Cosa ti sia perduto in questi venti anni da quando sei andato “altrove”, è difficile da raccontare. Difficile perché molto è accaduto, molto è cambiato il Paese e profondamente lo sono gli italiani, tanto che se esistesse oggi il tuo Bruno Cortona del Sorpasso probabilmente sarebbe considerato dai più uno sfigato. In questo momento storico poi – dove le cose dovranno cambiare per davvero, con una epidemia che ha stravolto e stravolgerà la società, gente impreparata, rammollita da sessanta anni di ozio e perdita di riferimenti culturali – manca la voce della tua generazione, la voce di chi una “guerra” l’ha vissuta e le è sopravvissuto. 

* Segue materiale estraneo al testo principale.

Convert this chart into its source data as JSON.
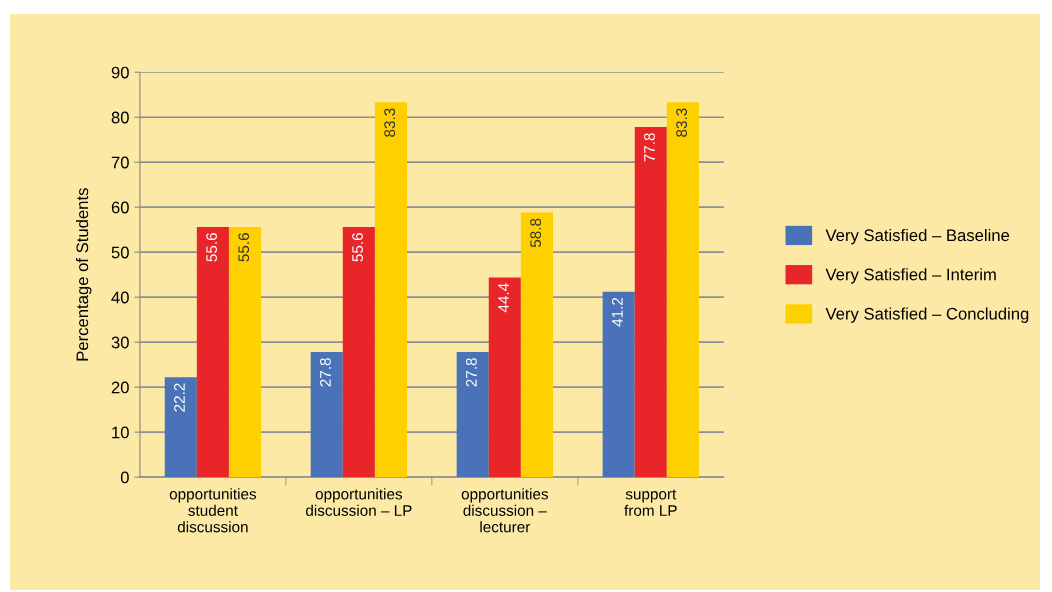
{
  "chart_data": {
    "type": "bar",
    "ylabel": "Percentage of Students",
    "categories": [
      "opportunities\nstudent\ndiscussion",
      "opportunities\ndiscussion – LP",
      "opportunities\ndiscussion –\nlecturer",
      "support\nfrom LP"
    ],
    "series": [
      {
        "name": "Very Satisfied – Baseline",
        "color": "#4a72b8",
        "values": [
          22.2,
          27.8,
          27.8,
          41.2
        ]
      },
      {
        "name": "Very Satisfied – Interim",
        "color": "#e8262a",
        "values": [
          55.6,
          55.6,
          44.4,
          77.8
        ]
      },
      {
        "name": "Very Satisfied – Concluding",
        "color": "#ffd000",
        "values": [
          55.6,
          83.3,
          58.8,
          83.3
        ]
      }
    ],
    "ylim": [
      0,
      90
    ],
    "yticks": [
      0,
      10,
      20,
      30,
      40,
      50,
      60,
      70,
      80,
      90
    ],
    "grid": "y",
    "legend": "right",
    "data_labels": true
  }
}
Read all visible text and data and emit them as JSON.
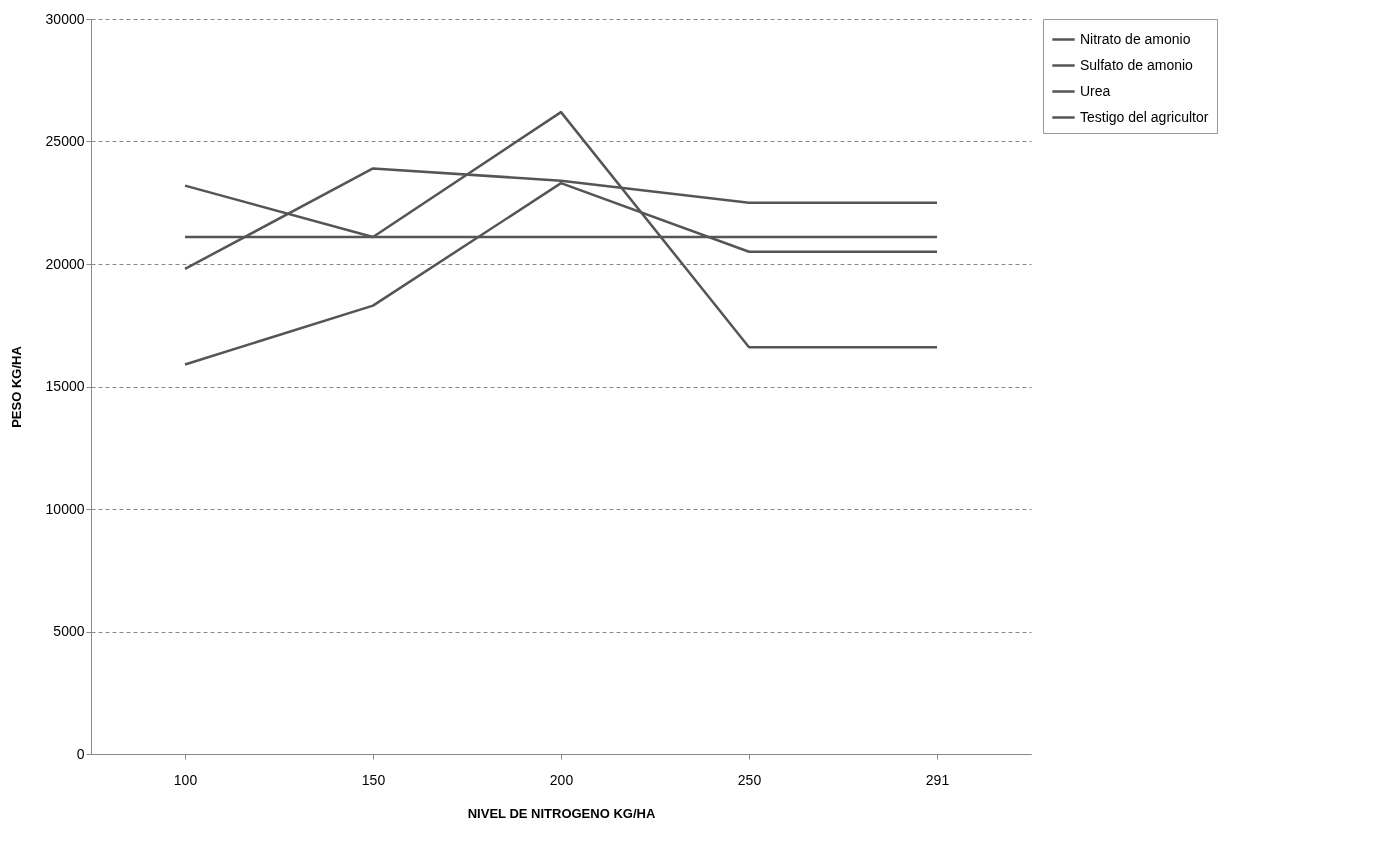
{
  "chart_data": {
    "type": "line",
    "xlabel": "NIVEL DE NITROGENO KG/HA",
    "ylabel": "PESO KG/HA",
    "categories": [
      "100",
      "150",
      "200",
      "250",
      "291"
    ],
    "series": [
      {
        "name": "Nitrato de amonio",
        "color": "#555555",
        "values": [
          23200,
          21100,
          26200,
          16600,
          16600
        ]
      },
      {
        "name": "Sulfato de amonio",
        "color": "#555555",
        "values": [
          19800,
          23900,
          23400,
          22500,
          22500
        ]
      },
      {
        "name": "Urea",
        "color": "#555555",
        "values": [
          15900,
          18300,
          23300,
          20500,
          20500
        ]
      },
      {
        "name": "Testigo del agricultor",
        "color": "#555555",
        "values": [
          21100,
          21100,
          21100,
          21100,
          21100
        ]
      }
    ],
    "ylim": [
      0,
      30000
    ],
    "yticks": [
      0,
      5000,
      10000,
      15000,
      20000,
      25000,
      30000
    ],
    "grid": "y",
    "legend": "right",
    "marker": "none",
    "line_style": "solid"
  }
}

Siete in molti lì, sei in buona compagnia: Ugo, Luciano, Dino, Ettore, Mario, Adolfo, Paolo, Ennio, Suso, Franco (Tognazzi, Salce, Risi, Scola, Monicelli, Celi, Flaiano, Cecchi D’Amico, Zeffirelli, ndr). Sempre se esiste un lì… Se nella frase che ripetevi (penso fosse del tuo amico grande sceneggiatore, Sergio Amidei) «Solo gli stronzi muoiono!» ci fosse verità, lì, dove ti trovi, sarebbe molto meno frequentato

Dell’oggi probabilmente avresti apprezzato l’accelerazione della vita, tu che eri come me iperaccelerato: ti innervosivi, come me, per lungaggini o inceppi di qualunque sorta. Avresti probabilmente fatto un utilizzo puramente letterario dei social, avresti mandato a quel paese tutti coloro – e sono tanti – che parlano sempre, che si occupano della distruzione sistematica della nostra sublime lingua, della perdita dei congiuntivi, della semantica, del fatto che nessuno più sappia cosa sia l’anacoluto. Non possono parlare meglio, perché i pensieri sono piccoli, veloci, furbeschi, corrotti, interessati. 

Avresti tifato tuo nipote Leo a Sanremo (ha vinto il Festival nella categoria “Nuove proposte”, ndr), ti sarebbe piaciuto per la sua voce, il suo coraggio e la sua umiltà. Avresti tifato per Geko (il calciatore della Roma Edin Džeko, ndr). Forse avresti anche apprezzato il mio lavoro. Avresti apprezzato alcuni nuovi registi e attori, detestato il populismo, perché vi avresti riconosciuto avvisaglie di un passato per te spaventoso. Mi avresti visto invecchiare, somigliarti di più, osservare la mia lunga schiena piegarsi leggermente in avanti per la classica lordosi di famiglia che ci accomuna, ma avrei continuato a farti ridere come nessun altro è mai riuscito. Ecco, quello che mi manca di te, soprattutto, è uno spettatore al quale fare da “buffone”. Invecchiando e avendo responsabilità, non lo faccio più spesso, nessuno ride quanto ridevi tu, nessuno adora essere preso in giro da me quanto piaceva a te, eppure penso che invece, quella rimanga la mia dote migliore. Ti abbraccio senza mascherina, e ti bacio anche sulle labbra, cosa che ti avrebbe fatto schifo. Ma con te posso farlo, come faccio da venti anni e come – rassegnati – farò per sempre. Ti voglio bene. 
A.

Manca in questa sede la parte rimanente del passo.